Die Corona-Pandemie stellt für den Kulturbereich eine große Herausforderung dar. Dementsprechend stand die Gesundheitskrise im Mittelpunkt des Arbeitstreffens zwischen Kunst- und Kulturstaatssekretärin Andrea Mayer und der Ministerin für Äußeres, Justiz und Kultur für Liechtenstein Katrin Eggenberger am 10. September. Dabei ging es vor allem um die in beiden Ländern gesetzten Unterstützungs-Maßnahmen zur Abfederung der finanziellen Folgewirkungen für die Kulturszene.

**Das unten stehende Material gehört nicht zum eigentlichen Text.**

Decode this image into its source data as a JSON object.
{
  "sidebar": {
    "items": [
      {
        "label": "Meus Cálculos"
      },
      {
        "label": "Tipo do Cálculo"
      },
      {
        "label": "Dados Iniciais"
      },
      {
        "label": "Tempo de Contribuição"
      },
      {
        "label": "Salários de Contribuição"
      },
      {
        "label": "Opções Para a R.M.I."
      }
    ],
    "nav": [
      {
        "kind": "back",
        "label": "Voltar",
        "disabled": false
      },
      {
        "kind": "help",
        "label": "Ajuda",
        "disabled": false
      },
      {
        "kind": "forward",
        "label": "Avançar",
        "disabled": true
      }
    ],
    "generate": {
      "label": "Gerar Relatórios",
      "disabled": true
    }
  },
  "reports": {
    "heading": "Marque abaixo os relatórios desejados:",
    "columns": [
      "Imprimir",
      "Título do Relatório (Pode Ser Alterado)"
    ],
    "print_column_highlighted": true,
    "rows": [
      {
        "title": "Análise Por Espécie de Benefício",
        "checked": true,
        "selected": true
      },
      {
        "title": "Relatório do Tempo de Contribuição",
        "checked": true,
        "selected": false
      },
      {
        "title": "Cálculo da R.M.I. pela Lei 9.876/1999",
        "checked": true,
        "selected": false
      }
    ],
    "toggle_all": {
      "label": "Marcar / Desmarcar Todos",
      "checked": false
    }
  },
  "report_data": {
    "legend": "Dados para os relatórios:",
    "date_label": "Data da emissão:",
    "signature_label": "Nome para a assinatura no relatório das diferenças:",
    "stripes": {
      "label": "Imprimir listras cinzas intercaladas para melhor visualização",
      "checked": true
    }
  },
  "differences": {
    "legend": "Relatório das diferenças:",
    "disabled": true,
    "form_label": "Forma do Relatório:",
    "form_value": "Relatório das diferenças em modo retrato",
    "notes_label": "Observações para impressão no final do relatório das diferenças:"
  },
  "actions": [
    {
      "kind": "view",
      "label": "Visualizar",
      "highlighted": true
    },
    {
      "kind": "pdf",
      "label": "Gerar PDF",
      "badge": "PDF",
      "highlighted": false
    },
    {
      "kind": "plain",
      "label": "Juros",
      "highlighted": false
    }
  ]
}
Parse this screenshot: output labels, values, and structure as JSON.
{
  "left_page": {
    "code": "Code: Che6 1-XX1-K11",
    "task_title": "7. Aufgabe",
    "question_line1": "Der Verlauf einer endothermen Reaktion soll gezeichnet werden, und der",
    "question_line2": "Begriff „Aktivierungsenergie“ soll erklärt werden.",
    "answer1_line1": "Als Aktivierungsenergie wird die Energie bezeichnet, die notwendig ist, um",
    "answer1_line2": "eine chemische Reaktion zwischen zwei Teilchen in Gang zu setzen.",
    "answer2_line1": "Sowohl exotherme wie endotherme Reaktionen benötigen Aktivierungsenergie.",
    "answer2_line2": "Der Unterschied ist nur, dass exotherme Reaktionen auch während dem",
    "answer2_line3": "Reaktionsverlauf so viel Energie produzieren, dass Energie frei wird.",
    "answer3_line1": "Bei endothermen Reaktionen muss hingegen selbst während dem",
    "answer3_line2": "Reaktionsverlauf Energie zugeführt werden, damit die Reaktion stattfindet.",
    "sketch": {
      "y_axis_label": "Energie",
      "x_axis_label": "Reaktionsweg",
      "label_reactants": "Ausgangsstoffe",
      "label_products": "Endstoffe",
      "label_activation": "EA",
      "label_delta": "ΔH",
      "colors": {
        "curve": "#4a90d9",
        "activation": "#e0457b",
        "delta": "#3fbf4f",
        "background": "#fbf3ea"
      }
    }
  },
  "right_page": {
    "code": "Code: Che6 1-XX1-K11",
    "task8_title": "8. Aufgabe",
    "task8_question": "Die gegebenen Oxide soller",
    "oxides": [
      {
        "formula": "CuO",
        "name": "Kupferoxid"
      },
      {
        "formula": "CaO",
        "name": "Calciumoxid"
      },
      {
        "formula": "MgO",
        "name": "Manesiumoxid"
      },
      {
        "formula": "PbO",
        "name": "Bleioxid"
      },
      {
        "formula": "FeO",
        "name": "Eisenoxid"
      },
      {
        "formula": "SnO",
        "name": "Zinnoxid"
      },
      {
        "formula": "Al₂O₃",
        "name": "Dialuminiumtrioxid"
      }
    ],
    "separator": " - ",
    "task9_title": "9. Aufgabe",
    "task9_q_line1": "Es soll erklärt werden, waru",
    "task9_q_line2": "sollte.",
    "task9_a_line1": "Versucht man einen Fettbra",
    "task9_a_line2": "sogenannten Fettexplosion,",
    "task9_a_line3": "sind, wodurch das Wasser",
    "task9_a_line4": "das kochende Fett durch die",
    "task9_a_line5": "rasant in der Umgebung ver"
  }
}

Staatsekretärin Mayer empfing Liechtensteins Kulturministerin Katrin Eggenberger zu Arbeitsgespräch
Staatssekretärin Mayer: "Für mich ist der Austausch über die unterschiedlichen Unterstützungen, die von Liechtenstein aber auch anderen europäischen Ländern gesetzt werden, wichtig. Es gibt uns die Gelegenheit zu reflektieren, wo wir in Österreich stehen und was wir bereits erreicht haben. Es zeigt uns aber auch, wo man möglicherweise nachjustieren und auch gemeinsam an einem Strang ziehen kann."

Von besonderem Interesse für Österreich ist die Digitale Agenda, mit der Liechtenstein bereits einen wichtigen Schritt in die digitale Zukunft gesetzt hat. "Digitale Formate sind für in der Kunst und Kultur Tägige sowie Konsumentinnen und Konsumenten unabdingbar geworden. Mein Vorhaben ist, auch in Österreich mehr in digitale Formate – besonders auch im Kulturbereich – zu investieren und spezielle Fördermaßnahmen dafür zu entwickeln", so Staatssekretärin Mayer. Staatssekretärin Mayer betonte zudem die gute Zusammenarbeit im Bereich des bilateralen KünstlerInnenaustauschs – etwa im europäischen Literaturnetzwerk TRADUKI – und hofft, diesen nach der Überwindung der Pandemie erfolgreich weiterführen zu können.